Hält das Finanzamt das Fahrtenbuch nicht für ordnungsgemäß — wegen Lücken, fehlender Zeitnähe, editierbarer Excel-Dateien, loser Blätter, fehlendem Zweck oder Geschäftspartner oder unplausiblen Kilometerständen — verwirft es die Aufzeichnungen, in der Regel rückwirkend für das ganze Jahr, und wendet zwingend die 1%-Regelung an. Das führt meist zu einem deutlich höheren steuerpflichtigen Vorteil, Steuernachzahlungen und Nachzahlungszinsen. Bei Arbeitgebern fällt ein zu niedrig erklärter Vorteil in der Lohnsteuer-Außenprüfung auf und zieht Lohnsteuer- und Sozialversicherungsnachforderungen nach sich; schwache Aufzeichnungen kosten zudem Vorsteuerabzug und Betriebsausgabenabzug. Eine bewusste Manipulation kann als Steuerhinterziehung (§ 370 AO) strafbar sein.

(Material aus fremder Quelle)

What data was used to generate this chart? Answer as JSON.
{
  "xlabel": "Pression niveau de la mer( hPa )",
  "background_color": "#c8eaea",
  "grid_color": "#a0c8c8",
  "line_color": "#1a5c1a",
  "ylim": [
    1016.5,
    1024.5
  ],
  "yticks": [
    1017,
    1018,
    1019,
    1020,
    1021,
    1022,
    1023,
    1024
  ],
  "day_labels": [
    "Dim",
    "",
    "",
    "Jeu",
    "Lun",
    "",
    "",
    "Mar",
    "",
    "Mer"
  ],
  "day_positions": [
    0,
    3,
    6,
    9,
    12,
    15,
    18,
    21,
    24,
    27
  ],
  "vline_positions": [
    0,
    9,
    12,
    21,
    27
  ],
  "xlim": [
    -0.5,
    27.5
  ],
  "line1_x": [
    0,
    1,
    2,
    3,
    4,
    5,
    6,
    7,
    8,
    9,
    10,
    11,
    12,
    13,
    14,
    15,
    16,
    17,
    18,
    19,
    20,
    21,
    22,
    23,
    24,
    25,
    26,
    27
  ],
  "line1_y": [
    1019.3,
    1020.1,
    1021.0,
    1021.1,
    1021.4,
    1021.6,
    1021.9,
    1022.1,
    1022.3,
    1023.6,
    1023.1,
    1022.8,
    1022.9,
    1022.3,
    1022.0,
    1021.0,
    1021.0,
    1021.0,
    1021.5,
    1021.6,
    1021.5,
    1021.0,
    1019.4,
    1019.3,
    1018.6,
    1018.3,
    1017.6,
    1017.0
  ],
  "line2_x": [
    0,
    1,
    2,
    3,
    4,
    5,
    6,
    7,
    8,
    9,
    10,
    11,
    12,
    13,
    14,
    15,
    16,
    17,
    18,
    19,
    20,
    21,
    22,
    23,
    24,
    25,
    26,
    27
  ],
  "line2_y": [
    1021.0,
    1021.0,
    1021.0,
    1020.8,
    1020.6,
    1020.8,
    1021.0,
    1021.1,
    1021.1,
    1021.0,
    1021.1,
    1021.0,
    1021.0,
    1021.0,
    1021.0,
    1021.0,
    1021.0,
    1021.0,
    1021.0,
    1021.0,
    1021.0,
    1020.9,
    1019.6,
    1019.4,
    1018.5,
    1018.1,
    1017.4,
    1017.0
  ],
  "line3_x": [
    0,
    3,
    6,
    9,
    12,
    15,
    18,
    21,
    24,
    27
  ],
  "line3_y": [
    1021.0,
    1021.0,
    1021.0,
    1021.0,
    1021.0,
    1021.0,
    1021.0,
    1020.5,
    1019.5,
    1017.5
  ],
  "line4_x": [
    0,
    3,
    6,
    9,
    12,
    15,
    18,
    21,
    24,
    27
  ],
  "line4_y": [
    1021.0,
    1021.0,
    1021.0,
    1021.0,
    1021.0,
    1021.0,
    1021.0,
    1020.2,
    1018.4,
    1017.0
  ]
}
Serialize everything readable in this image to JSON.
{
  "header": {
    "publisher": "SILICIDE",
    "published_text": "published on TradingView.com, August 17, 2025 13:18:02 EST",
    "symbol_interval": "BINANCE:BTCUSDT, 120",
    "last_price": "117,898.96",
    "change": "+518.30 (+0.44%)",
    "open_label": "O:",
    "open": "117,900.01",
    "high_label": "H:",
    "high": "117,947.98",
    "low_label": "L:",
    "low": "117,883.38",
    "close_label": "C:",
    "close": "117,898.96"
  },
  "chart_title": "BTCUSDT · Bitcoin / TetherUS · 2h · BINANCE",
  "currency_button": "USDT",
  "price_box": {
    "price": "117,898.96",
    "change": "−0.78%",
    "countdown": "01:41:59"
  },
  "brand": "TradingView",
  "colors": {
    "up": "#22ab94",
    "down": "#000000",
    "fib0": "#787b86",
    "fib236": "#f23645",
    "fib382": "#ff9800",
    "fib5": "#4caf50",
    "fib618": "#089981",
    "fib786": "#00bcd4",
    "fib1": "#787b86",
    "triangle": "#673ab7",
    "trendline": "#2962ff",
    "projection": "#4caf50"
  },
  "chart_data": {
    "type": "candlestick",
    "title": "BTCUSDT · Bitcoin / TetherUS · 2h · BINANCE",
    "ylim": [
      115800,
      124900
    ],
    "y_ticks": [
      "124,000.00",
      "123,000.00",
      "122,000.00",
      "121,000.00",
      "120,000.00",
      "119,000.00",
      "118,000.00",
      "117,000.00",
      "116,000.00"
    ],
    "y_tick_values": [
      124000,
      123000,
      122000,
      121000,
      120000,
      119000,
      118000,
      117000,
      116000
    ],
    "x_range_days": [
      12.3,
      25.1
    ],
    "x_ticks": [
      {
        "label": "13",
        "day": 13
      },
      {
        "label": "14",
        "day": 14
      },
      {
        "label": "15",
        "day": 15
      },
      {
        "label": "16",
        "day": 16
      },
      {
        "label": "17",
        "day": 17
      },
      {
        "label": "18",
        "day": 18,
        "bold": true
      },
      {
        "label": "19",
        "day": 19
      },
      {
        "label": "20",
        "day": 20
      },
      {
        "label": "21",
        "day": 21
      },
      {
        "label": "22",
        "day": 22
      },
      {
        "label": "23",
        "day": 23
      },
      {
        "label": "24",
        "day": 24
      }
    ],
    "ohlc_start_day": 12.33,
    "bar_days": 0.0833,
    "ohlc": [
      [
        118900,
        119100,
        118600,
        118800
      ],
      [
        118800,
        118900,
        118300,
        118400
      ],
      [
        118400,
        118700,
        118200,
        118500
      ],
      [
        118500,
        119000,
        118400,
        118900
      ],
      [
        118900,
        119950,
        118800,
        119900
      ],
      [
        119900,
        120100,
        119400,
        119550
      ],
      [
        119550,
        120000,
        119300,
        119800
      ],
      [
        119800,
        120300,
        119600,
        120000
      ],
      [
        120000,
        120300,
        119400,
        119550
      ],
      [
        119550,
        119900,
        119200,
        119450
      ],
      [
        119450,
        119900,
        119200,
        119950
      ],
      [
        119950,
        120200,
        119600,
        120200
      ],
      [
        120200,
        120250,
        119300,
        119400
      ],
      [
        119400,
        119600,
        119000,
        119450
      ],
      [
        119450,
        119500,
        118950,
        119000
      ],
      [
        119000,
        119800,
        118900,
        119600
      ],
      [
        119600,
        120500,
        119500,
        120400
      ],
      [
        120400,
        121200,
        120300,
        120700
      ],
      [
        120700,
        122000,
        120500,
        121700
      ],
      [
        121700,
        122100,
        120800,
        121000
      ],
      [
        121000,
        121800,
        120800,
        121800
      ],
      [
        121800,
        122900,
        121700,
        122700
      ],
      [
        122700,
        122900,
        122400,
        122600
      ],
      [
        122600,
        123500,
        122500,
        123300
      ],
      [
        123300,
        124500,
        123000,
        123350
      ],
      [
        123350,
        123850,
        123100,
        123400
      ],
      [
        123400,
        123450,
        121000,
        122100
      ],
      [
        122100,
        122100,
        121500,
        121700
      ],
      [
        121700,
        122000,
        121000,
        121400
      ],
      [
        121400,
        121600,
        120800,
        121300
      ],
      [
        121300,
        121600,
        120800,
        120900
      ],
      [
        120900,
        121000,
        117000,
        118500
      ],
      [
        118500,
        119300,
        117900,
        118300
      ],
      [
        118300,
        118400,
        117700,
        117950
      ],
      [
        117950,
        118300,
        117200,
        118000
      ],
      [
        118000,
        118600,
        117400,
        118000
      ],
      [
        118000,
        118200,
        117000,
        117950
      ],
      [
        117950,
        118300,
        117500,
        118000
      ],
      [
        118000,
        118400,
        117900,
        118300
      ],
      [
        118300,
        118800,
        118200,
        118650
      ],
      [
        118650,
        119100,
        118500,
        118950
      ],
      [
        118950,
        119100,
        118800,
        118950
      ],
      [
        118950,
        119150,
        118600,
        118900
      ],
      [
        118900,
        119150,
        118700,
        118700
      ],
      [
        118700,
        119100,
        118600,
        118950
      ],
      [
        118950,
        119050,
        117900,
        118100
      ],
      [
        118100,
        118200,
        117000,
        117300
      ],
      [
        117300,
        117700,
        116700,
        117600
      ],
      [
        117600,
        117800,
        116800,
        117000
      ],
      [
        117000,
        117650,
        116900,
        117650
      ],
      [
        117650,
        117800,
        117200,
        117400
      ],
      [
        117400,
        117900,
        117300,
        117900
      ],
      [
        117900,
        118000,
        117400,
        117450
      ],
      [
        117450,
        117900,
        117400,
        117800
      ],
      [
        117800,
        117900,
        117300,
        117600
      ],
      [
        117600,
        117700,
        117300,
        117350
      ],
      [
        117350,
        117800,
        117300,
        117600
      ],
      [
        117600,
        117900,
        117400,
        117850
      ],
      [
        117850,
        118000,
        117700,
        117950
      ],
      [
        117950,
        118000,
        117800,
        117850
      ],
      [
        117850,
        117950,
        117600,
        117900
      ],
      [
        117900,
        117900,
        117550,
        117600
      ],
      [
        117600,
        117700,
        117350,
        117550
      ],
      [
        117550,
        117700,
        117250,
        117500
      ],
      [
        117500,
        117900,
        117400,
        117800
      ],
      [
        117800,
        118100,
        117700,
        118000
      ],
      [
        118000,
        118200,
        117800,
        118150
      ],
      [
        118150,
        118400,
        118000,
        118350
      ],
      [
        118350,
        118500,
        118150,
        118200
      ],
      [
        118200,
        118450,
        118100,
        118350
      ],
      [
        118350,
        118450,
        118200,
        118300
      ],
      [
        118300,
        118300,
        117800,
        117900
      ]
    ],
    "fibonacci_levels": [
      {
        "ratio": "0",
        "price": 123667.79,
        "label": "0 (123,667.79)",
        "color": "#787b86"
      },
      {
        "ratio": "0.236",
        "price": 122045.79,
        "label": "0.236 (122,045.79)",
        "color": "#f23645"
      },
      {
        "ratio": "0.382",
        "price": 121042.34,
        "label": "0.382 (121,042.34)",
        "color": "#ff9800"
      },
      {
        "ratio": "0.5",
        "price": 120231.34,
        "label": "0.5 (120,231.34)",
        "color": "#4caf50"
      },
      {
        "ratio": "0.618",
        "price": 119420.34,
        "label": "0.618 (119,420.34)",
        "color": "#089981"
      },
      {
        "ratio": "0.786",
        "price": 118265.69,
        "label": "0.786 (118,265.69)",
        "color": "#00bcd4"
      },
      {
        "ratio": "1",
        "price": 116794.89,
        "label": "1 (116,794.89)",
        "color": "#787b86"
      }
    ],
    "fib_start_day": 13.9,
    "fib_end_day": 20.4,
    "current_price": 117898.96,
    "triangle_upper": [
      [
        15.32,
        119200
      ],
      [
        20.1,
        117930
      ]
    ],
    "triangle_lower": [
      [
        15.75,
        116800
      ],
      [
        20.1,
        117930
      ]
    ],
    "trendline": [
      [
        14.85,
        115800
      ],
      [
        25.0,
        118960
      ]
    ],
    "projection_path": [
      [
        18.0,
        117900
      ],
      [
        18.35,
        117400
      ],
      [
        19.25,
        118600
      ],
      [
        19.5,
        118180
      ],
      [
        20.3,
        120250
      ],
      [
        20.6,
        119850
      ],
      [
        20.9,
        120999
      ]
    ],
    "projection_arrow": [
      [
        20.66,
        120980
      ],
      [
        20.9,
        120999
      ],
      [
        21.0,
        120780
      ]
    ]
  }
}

ordnungsgemäßes Fahrtenbuch, elektronisches Fahrtenbuch, Fahrtenbuchmethode, 1%-Regelung, 0,25%-Regelung, 0,5%-Regelung, geldwerter Vorteil, Bruttolistenpreis, Privatnutzung, Dienstwagen, Firmenwagen, Nutzungsentnahme, Betriebsvermögen, unentgeltliche Wertabgabe, GoBD, § 8 Abs. 2 EStG, § 6 Abs. 1 Nr. 4 EStG

Häufige Fragen

Brauche ich für einen Elektro-Tesla überhaupt noch ein Fahrtenbuch, wenn der 0,25%-Satz gilt?+

Der 0,25%-Satz ist die günstige Variante der Pauschalregelung, ersetzt das Fahrtenbuch aber nicht. Wer wenig privat fährt, kann mit der Fahrtenbuchmethode und der tatsächlichen Aufteilung immer noch besser fahren — dafür ist ein ordnungsgemäßes Fahrtenbuch die einzige Grundlage.

Wird ein elektronisches Fahrtenbuch vom Finanzamt anerkannt?+

Ja, sofern es GoBD-konform und manipulationssicher ist, spätere Änderungen ausschließt oder vollständig dokumentiert und die Fahrten lückenlos sowie zeitnah erfasst. Erfasst das System Datum, Kilometerstand und Ziel automatisch, muss der geschäftliche Zweck innerhalb von rund 7 Tagen zugeordnet werden.

Kann ich bei meinem Tesla mitten im Jahr von der 1%-Regelung zur Fahrtenbuchmethode wechseln?+

Nein. Die Methode wird je Fahrzeug für das gesamte Kalenderjahr festgelegt und kann nicht unterjährig gewechselt werden. Wer die Fahrtenbuchmethode nutzen will, muss von Beginn des Jahres an lückenlos aufzeichnen.

Sources

Auf Grundlage von § 8 Abs. 2 EStG, § 6 Abs. 1 Nr. 4 EStG sowie einschlägiger BMF-Schreiben und BFH-Rechtsprechung. Nur zur Information — keine Steuerberatung.